Endian-ness is an issue that arises when we use more than one storage location for a value/type, which we do because somethings won't fit in a single storage location.
As soon as we use multiple storage locations for a single value that gives rise to the question of: What part of the value will we store in each storage location?
The first byte of a two-byte item will have a lower address than the second byte, and in particular, the address of the second byte will be at +1 from the address of the lower byte.
Storing a two-byte item in two bytes of storage, do we store the most significant byte first and the least significant byte second, or vice versa?
We choose to use directly consecutive bytes for the two bytes of the two-byte item, so no matter which (endian) way we choose to store such an item, we refer to the whole two-byte item by the lower address (the address of its first byte).
We can express these storage choices with a formula, here item[0] refer to the first byte while item[1] refers to the second byte.

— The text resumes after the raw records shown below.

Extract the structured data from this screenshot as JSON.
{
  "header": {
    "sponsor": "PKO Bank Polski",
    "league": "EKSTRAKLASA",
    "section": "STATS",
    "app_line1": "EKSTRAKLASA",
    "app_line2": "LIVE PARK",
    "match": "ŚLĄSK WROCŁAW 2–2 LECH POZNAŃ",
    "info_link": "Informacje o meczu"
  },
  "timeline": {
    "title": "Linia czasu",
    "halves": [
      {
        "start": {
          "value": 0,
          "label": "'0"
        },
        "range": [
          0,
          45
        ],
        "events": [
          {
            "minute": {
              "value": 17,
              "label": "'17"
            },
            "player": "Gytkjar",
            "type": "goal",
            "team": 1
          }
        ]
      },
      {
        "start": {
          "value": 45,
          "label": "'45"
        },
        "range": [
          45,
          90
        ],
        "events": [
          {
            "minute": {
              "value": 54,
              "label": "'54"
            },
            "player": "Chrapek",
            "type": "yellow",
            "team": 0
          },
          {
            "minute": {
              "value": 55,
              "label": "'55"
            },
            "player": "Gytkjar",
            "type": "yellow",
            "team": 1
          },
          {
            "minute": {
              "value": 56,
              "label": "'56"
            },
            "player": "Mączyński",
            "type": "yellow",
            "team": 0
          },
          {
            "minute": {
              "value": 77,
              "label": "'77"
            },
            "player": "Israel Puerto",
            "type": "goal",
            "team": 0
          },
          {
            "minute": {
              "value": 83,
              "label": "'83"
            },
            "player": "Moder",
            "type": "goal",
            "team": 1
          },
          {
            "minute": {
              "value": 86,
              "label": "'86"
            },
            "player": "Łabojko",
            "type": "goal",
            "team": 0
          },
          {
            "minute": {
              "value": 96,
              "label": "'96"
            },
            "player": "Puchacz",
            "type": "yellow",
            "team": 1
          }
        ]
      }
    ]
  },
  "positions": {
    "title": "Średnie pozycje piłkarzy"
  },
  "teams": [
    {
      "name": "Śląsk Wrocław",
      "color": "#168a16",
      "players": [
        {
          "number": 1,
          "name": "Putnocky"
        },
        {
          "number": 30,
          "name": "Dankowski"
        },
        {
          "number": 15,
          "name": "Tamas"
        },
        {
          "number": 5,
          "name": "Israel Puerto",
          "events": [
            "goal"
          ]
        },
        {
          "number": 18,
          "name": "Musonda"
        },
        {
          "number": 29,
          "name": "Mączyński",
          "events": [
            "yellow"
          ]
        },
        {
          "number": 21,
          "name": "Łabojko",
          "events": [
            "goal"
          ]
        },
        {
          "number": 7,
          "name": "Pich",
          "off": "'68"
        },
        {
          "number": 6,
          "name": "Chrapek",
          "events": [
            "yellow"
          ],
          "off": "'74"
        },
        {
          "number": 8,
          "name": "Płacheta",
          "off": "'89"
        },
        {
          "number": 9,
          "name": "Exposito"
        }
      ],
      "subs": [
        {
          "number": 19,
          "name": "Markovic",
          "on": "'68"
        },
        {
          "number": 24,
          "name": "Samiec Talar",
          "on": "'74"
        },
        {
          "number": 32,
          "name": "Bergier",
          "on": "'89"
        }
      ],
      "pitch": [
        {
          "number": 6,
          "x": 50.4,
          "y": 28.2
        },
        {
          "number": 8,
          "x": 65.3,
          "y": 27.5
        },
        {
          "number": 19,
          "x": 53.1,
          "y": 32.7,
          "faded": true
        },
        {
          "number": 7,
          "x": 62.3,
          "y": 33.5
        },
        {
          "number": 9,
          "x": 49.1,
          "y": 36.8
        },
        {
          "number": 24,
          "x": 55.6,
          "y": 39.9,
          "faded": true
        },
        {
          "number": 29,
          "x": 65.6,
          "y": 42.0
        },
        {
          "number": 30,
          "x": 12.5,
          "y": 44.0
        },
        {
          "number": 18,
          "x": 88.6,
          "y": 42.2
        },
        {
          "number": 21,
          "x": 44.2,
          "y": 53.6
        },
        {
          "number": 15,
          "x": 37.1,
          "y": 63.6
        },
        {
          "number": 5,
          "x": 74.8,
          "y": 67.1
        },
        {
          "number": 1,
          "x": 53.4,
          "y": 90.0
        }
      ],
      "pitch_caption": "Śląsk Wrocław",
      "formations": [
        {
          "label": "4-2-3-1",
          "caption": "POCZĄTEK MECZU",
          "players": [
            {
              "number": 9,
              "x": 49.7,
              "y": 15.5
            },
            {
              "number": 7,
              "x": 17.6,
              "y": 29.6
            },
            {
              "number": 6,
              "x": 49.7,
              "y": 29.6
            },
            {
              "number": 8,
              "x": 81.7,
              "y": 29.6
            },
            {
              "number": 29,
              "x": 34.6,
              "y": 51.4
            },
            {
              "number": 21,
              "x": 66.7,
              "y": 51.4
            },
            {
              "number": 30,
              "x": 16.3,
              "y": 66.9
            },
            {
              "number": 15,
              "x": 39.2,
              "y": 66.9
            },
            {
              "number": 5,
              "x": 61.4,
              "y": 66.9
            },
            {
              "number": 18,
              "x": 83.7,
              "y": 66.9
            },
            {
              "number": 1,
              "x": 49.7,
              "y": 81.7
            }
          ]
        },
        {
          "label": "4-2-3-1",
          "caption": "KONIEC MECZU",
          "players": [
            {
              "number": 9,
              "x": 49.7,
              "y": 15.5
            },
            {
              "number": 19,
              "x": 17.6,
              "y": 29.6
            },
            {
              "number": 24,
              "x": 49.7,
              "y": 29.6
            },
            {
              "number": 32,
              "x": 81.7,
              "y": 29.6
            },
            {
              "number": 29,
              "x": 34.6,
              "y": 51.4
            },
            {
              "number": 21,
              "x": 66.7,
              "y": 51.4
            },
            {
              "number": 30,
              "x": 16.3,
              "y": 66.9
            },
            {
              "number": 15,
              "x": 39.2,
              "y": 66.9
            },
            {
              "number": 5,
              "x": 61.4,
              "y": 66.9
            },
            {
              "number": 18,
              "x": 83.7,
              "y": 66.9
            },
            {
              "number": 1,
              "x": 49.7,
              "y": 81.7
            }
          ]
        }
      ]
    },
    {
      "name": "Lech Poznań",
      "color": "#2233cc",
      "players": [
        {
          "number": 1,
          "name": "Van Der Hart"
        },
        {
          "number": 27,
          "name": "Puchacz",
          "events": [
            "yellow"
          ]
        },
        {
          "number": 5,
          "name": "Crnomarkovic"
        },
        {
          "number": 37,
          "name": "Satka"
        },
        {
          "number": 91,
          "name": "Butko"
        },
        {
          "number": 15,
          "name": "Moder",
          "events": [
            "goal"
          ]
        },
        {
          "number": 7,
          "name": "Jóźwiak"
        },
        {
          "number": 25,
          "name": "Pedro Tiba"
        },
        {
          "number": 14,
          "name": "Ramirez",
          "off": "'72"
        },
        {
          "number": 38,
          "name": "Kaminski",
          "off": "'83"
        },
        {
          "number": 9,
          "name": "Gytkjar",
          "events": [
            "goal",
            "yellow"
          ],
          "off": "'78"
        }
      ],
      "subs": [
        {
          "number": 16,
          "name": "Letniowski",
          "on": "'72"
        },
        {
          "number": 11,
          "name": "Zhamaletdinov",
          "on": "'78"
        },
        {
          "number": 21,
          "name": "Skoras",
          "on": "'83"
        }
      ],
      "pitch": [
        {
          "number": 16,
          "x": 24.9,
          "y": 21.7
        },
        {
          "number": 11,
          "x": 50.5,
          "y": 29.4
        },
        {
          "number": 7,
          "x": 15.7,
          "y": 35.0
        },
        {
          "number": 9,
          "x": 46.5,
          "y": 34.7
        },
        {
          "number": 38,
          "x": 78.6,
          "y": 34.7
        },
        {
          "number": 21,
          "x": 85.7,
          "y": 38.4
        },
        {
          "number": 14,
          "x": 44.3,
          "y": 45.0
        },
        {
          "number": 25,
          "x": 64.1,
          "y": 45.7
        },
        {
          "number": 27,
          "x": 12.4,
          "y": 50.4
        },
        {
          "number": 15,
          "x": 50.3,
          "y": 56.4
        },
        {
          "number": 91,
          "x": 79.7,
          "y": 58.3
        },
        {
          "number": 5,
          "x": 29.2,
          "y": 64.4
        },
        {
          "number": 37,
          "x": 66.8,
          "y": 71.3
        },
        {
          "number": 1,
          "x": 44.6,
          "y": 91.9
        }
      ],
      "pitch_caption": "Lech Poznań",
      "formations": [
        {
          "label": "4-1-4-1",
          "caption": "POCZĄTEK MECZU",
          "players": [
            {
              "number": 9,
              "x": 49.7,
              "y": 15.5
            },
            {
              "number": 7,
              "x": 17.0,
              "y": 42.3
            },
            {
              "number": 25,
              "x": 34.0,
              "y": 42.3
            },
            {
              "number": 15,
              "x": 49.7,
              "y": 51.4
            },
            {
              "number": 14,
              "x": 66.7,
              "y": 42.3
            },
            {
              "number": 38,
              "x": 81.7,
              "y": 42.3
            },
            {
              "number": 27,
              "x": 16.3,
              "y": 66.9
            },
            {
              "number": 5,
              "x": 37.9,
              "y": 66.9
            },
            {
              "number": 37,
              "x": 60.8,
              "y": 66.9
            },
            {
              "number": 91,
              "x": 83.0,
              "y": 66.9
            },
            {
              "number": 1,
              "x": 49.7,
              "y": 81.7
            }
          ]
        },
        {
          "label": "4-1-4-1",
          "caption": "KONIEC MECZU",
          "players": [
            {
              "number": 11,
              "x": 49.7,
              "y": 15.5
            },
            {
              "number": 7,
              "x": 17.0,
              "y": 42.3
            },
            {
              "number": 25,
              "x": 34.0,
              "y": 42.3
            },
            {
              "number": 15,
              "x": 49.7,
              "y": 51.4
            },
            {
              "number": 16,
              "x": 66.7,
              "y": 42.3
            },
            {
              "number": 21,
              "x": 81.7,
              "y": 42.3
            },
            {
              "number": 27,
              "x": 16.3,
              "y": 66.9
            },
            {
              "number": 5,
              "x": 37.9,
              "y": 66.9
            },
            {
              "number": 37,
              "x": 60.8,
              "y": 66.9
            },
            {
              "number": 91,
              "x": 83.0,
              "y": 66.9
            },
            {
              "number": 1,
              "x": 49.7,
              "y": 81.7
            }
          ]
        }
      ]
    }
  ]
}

item[0] = value >> 8 // also value / 256
item[1] = value & 0xFF // also value % 256
value = (item[0]<<8) | item[1] // also item[0]*256 | item[1]
--vs--
item[0] = value & 0xFF // also value % 256
item[1] = value >> 8 // also value / 256
value = item[0] | (item[1]<<8) // also item[0] | item[1]*256
The first set of formulas is for big endian, and the second for little endian.
By these formulas, it doesn't matter what order we access memory as to whether item[0] first, then item[1], or vice versa, or both at the same time (common in hardware), as long as the formulas for one endian are consistently used.
If the item in question is a four-byte value, then there are 4 possible orderings(!) — though only two of them are truly sensible.
For efficiency, the hardware offers us multibyte memory access in one instruction (and with one reference, namely to the lowest address of the multibyte item), and therefore, the hardware itself needs to define and consistently use one of the two possible/reasonable orderings.
If the hardware did not offer multibyte memory access, then the ordering would be entirely up to the software program itself to define (accessing memory one byte at a time), and the program could choose big or little endian, even differently for each variable, as long as it consistently accesses the multiple bytes of memory in the same manner to reassemble the values stored there.
In a similar manner, when we define a structure of multiple items (e.g. struct point { int x; int y; }, software chooses whether x comes first or y comes first in memory ordering. However, since programmers (and compilers) will still choose to use hardware instructions to access individual fields such as x in one go, the hardware's endian configuration remains necessary.